I have always been queer, but never even started to piece that together until I was in my early 30s a couple of years ago. I have only had sex with a woman twice, both times during threesomes with men, with both of us pleasing him and fulfilling some male fantasy as the main objective.

Still, both of those times I had sex with a woman I enjoyed it much more than having sex with men. I liked the way a woman’s body felt better. Sex with women, for me, feels safer, more intimate, and I just enjoy the mechanics of it much more.

I thought about hiring a male sex worker, and maybe I will someday, but seeking out this experience felt like an important step in destigmatizing my queerness within myself.

So, I started looking around on the websites I myself had advertised on as a sex worker. Most of the sites have profiles of the workers, kind of like a Facebook page. It will usually say if a particular woman sees men, couples, women, or enby/trans folks. I went through dozens of profiles and only found providers who saw “men” or “men and couples.” Out of these, fewer than a handful indicated they would see women.

I contacted the few and here’s what I heard in return: Sorry, I don’t see women unless it’s a threesome; OK, but can you send some selfies of yourself first before I decide; or I will see you, but you have to pay more. These are not the responses male clients would likely receive. Of course, no one should have sex with anyone they don’t want to, but what else is going on here? After all, many of my sex-working friends are queer and have sex with male clients all the time. And many of the providers I spoke to were fine having sex with a woman as long as a man was there.

From doing research outside my area, I know there are providers who are open to queer women, enby or trans clients, but not only is the distance prohibitive for me, most of them charge A LOT more than the average person could afford. This leads me to believe that these services may not be accessible to most women.

And if I’m having this much difficulty finding a provider, I can’t imagine what those who are trans or gender-nonconforming would go through. This is systemic within the sex industry.

Gender is heavily policed for providers, too.
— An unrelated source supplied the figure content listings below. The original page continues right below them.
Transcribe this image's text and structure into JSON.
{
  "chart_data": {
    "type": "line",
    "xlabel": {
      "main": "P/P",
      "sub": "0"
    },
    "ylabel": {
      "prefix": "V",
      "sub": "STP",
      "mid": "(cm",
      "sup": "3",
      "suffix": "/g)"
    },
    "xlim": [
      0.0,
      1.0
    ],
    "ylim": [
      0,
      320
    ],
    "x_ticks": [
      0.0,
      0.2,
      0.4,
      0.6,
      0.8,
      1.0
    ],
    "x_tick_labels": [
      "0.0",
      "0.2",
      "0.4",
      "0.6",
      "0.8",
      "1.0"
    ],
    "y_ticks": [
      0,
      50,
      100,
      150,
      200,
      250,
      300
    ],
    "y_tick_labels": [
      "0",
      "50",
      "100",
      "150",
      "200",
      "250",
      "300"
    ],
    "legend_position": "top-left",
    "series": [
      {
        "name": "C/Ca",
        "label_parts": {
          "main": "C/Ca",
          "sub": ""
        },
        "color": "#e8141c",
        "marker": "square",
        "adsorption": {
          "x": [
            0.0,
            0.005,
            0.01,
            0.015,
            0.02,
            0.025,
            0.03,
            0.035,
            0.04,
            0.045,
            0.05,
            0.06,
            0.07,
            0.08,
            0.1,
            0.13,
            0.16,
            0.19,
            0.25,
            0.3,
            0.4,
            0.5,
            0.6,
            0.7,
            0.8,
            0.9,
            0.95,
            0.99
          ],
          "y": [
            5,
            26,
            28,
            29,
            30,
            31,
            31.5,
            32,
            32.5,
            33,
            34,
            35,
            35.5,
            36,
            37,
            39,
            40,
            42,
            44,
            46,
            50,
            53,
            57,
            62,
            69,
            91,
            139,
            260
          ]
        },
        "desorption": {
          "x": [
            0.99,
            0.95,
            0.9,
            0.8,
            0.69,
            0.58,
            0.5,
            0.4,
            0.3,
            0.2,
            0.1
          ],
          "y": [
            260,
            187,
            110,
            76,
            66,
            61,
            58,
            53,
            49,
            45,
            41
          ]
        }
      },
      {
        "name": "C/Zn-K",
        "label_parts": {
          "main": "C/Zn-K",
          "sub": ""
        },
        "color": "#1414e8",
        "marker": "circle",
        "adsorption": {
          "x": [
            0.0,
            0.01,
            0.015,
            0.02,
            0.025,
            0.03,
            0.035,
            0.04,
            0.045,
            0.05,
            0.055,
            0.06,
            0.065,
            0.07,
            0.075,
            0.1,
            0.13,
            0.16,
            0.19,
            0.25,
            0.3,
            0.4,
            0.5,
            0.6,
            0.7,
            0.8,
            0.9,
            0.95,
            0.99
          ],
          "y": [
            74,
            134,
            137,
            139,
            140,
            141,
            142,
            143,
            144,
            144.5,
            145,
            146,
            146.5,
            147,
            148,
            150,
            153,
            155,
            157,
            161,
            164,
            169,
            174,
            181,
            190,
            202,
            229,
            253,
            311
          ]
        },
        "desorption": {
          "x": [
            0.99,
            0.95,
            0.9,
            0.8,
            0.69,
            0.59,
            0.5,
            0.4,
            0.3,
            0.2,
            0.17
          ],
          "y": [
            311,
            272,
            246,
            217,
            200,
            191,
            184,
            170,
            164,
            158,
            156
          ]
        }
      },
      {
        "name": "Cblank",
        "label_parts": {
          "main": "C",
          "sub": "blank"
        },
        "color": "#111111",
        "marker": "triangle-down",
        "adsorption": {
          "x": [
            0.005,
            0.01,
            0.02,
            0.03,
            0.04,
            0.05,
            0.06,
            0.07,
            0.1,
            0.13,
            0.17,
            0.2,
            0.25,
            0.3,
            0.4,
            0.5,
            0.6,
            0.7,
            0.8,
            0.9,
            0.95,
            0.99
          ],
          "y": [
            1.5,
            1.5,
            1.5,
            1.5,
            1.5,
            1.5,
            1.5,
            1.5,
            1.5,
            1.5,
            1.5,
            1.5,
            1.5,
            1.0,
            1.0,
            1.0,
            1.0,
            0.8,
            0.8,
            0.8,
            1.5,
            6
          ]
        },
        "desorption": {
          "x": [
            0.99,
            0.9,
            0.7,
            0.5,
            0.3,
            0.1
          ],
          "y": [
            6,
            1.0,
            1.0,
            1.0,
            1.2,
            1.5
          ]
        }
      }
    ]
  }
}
When I do sex work, I am required to dress up in “gender drag” — including makeup, long hair, and high heels — and perform an outsize version of femininity. Even though in my everyday life I prefer to wear old T-shirts, baggy pants and no makeup. The sex industry has by no means come so far as to really make real, valid space for nonbinary and nonconforming ways of expressing gender.

I can understand that the individual sex workers I spoke with are making the choices that make them feel the most comfortable while navigating a difficult and also stigmatized industry. But the net result is a system in which entire groups of people are excluded. People (like me!) who would be kind, respectful clients who pay promptly and tip big.

When you imagine the “typical” client of a sex worker, you might picture a white, cisgender man. A lot of sex workers feel the same way. But white cisgender men are not the only people who can benefit from access to sex workers’ services.

Seeing a sex worker can be immensely healing, especially for groups of people who have been shunned, put down, or treated poorly by society at large. It can be therapeutic to have someone be with you, touch you, see you; even for just an hour. It can be a way to gain experience, safely explore fantasies, or access the intimacy we all need.

And keeping the gender orgasm gap in mind, it could stand to argue that women, especially women who have sex with men, could benefit greatly from being able to see sex workers of any gender.

I intend to keep looking, as discouraging as things seem. I know there is a provider out there who is a good fit and willing to work with women. And I hope that in the future, everyone will be able to find out what it’s like to have their pleasure prioritized, in whatever kind of relationship they choose.